Um dos aspectos discutidos neste evento é a necessidade de um planejamento urbano que proteja as cidades de riscos de desastres, como inundações. Outro avanço refere-se à importância de se implementarem mais parcerias público-privadas e várias frentes de colaboração entre governos e empresas para se promover o desenvolvimento dos municípios, que implica mobilidade, empregabilidade, segurança, bem-estar, moradia digna e sustentabilidade socioeconômica.

Esta síntese sobre a Conferência de Santiago nos alerta que continuamos no caminho errado no Brasil, a começar pela falta de sintonia do poder público em relação à parceria com a iniciativa privada, recomendada por alguns dos maiores especialistas mundiais no tema. O problema começa com a falta de adequado planejamento para a expansão das cidades, cujo crescimento é desordenado, suscitando providências improvisadas para o trânsito, moradia, abastecimento de água, coleta e tratamento de esgotos, geração de empregos e segurança pública.

Falta-nos mais diálogo com a sociedade e os setores produtivos, aproximação com universidades para a aplicação prática de seu conhecimento e segurança jurídica para investir, além de todos os onerosos itens do “custo Brasil”. Com honrosas exceções, os planos diretores quinquenais dos municípios estão longe de conter parâmetros eficazes para o desenvolvimento urbano.

Também poderíamos ter uma infraestrutura urbana e habitacional mais avançada, independentemente das crises econômicas intermitentes, se não fosse tão dificultada a realização de projetos socioambientalmente sustentáveis, que contemplam moradia, água, esgoto, saúde, escolas e infraestrutura.

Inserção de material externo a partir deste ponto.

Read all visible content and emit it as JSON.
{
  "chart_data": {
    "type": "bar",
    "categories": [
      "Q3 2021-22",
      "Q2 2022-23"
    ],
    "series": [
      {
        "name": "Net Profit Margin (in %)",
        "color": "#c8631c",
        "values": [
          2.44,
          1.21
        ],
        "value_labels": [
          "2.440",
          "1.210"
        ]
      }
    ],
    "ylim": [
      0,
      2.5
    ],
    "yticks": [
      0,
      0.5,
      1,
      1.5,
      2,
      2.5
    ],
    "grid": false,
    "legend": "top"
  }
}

Há numerosos empreendimentos legalmente aprovados e licenciados, mas paralisados por força de discussões judiciais na esfera ambiental. É um custo com o qual todos os brasileiros arcam, considerando o investimento desperdiçado, os empregos não criados, a arrecadação de impostos não efetivada e os problemas sociais e demográficos decorrentes do déficit de moradias.

Na maioria das vezes, no caso dos projetos ecologicamente corretos, a paralisação não se justifica, pois os processos de aprovação e licenciamento ambientais aperfeiçoaram-se, assim como o entendimento dos empreendedores e a tecnologia disponível, além de todos os processos compensatórios eficazes.

O fato de o Brasil estar desconectado das recomendações dos especialistas e organizações multilaterais, como a ONU e a Cepal, está expresso nos números de nossas metrópoles, os quais revelam a proliferação de favelas, o desemprego, a poluição, saneamento básico insuficiente, criminalidade, congestionamentos no trânsito, quedas na rede de energia elétrica e qualidade de vida decrescente. Falta em nosso país a percepção de que esses problemas poderiam ser mitigados por um planejamento urbano de longo prazo, que levasse em conta a inexorabilidade do crescimento e adensamento urbano. Sem priorizar investimentos em soluções urbanísticas que assegurem qualidade de vida e um futuro melhor para os brasileiros, corremos o risco de perpetuar os índices negativos do bem-estar urbano.

Na Conferência de Santiago, demonstrou-se que 85% da população da América Latina e do Caribe estarão vivendo em cidades até 2050. Para nós, brasileiros, permanece no ar a pergunta: como enfrentaremos esse desafio?